Hence, prioritizing downstreaming and industrialization can enable Indonesia to take full advantage of its resources and boost economic growth. This strategy, however, will require substantial investment in infrastructure, technology, human resources and a supportive policy environment.
Global market volatility is increasing in response to the United States tariff policies.
US President Donald Trump announced an additional 10 percent tariff on imports from China, which has been enforced since early March. Previously, Trump had also imposed a 10 percent tariff in early February to pressure China regarding trade, technology and investment issues. Furthermore, still in March, a 25 percent tariff will also be imposed on imports of goods from Canada and Mexico. The US president also warned that there would be a reciprocal tariff policy against other countries that the government considers detrimental to US companies through significant trade barriers or higher taxes.
Prospective US fiscal policy has caused the US Treasury yield to remain high. However, it has decreased slightly because of the increasing demand of global investors for US Treasury securities, indicating capital flight to the US Treasuries.
The US tariff policy significantly impacts the global market, especially in countries that are its main trading partners. Countries affected by the higher US tariff have also retaliated, indicating rising global trade barriers. This series of events marks the beginning of the trade war, which will affect the global economy.
Trade war and trade tension will create uncertainty in the worldwide market, harming investment and economic growth.

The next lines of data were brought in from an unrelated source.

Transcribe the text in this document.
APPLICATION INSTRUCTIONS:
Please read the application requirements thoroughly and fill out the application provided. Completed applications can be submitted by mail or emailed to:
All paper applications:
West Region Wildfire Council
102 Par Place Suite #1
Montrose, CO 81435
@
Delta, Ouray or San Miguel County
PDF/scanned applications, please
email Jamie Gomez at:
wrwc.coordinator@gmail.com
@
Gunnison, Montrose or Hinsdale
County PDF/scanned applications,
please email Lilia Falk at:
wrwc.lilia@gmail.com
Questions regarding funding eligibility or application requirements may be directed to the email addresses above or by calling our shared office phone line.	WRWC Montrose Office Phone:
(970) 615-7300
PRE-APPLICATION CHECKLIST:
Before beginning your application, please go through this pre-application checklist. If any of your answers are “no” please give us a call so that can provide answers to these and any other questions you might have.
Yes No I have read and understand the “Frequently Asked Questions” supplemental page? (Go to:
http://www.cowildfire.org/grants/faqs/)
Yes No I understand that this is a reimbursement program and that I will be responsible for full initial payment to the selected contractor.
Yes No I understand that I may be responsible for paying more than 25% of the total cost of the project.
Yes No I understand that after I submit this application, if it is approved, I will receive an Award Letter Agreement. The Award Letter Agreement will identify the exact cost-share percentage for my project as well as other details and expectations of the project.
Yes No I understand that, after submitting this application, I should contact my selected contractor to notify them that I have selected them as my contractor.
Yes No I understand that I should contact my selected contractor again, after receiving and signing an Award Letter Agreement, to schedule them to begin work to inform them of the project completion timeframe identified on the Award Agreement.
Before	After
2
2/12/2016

Higher import tariffs can push up inflation in other countries because companies have to pay more for imports, and these costs are often passed on to consumers at higher prices. As a result, people's purchasing power could decrease as a result of higher prices. Furthermore, higher tariffs can make it challenging for global industrial activity to compete, leading to factory closures and increasing unemployment.
The potential for higher inflation in the US could delay the Fed's interest rate cut. The Fed may hesitate to cut interest rates when inflation is high because cutting interest rates can spur demand and increase inflation. Concerns about high inflation appeared in the statement of most Federal Reserve officials who indicated no rush in lowering the benchmark interest rate, the Fed Funds Rate, this year. As a result, the US dollar exchange rate has strengthened against several major currencies.
The strengthening of the US dollar as a haven currency is shown by the increase in the US dollar index to 107-108 in recent weeks. This can also be perceived from the appreciation of the US dollar compared to other major world currencies such as the euro, the British pound and the Japanese yen. The Fed's move to maintain its benchmark interest rate of 4.25 to 4.50 percent at the beginning of this year is a response to rising US inflation expectations.